If a "hot" function is identified, one still has to hunt inside it for the "hot" lines of code accounting for the time. That information is in the samples! Why hide it?
An almost universal mistake (that the paper shares) is to be concerned too much with accuracy of measurement, and not enough with accuracy of location.
For example, here is an example of performance tuning
in which a series of performance problems were identified and fixed, resulting in a compounded speedup of 43 times.
It was not essential to know precisely the size of each problem before fixing it, but to know its location.
A phenomenon of performance tuning is that fixing one problem, by reducing the time, magnifies the percentages of remaining problems, so they are easier to find.
As long as any problem is found and fixed, progress is made toward the goal of finding and fixing all the problems.

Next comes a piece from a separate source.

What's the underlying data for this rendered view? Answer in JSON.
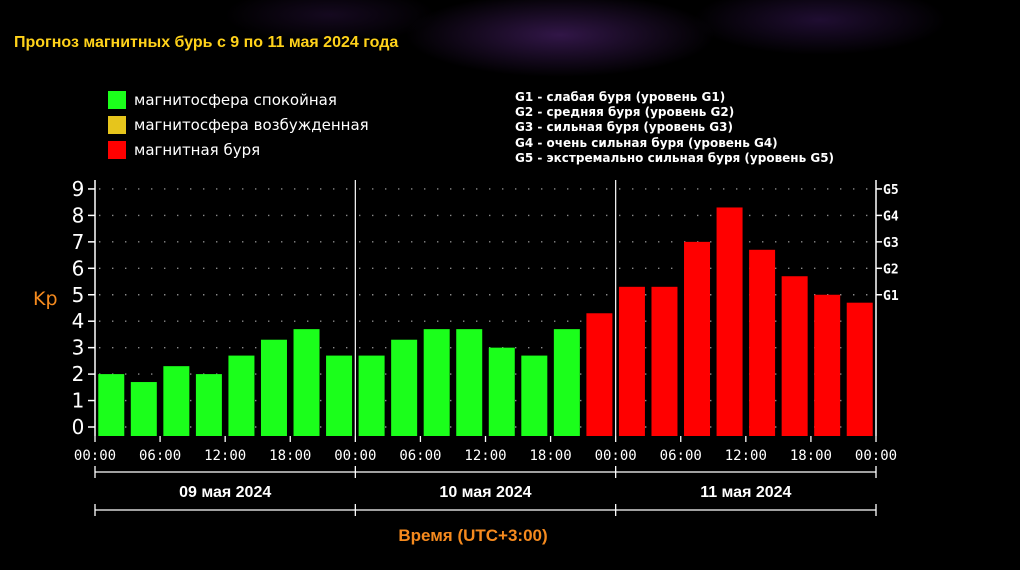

It is not essential to fix them in decreasing size order, but it is essential to pinpoint them.
On the subject of statistical accuracy of measurement, if a call point is on the stack some percent of time F (like 20%), and N (like 100) random-time samples are taken, then the number of samples that show the call point is a binomial distribution, with mean = NF = 20, standard deviation = sqrt(NF(1-F)) = sqrt(16) = 4. So the percent of samples that show it will be 20% +/- 4%.
So is that accurate? Not really, but has the problem been found? Precisely.
In fact, the larger a problem is, in terms of percent, the fewer samples are needed to locate it. For example, if 3 samples are taken, and a call point shows up on 2 of them, it is highly likely to be very costly.
(Specifically, it follows a beta distribution. If you generate 4 uniform 0,1 random numbers, and sort them, the distribution of the 3rd one is the distribution of cost for that call point.
It's mean is (2+1)/(3+2) = 0.6, so that is the expected savings, given those samples.)
INSERTED: And the speedup factor you get is governed by another distribution, BetaPrime, and its average is 4. So if you take 3 samples, see a problem on 2 of them, and eliminate that problem, on average you will make the program four times faster.
It's high time we programmers blew the cobwebs out of our heads on the subject of profiling.
Disclaimer - the paper failed to reference my article: Dunlavey, “Performance tuning with instruction-level cost derived from call-stack sampling”, ACM SIGPLAN Notices 42, 8 (August, 2007), pp. 4-8.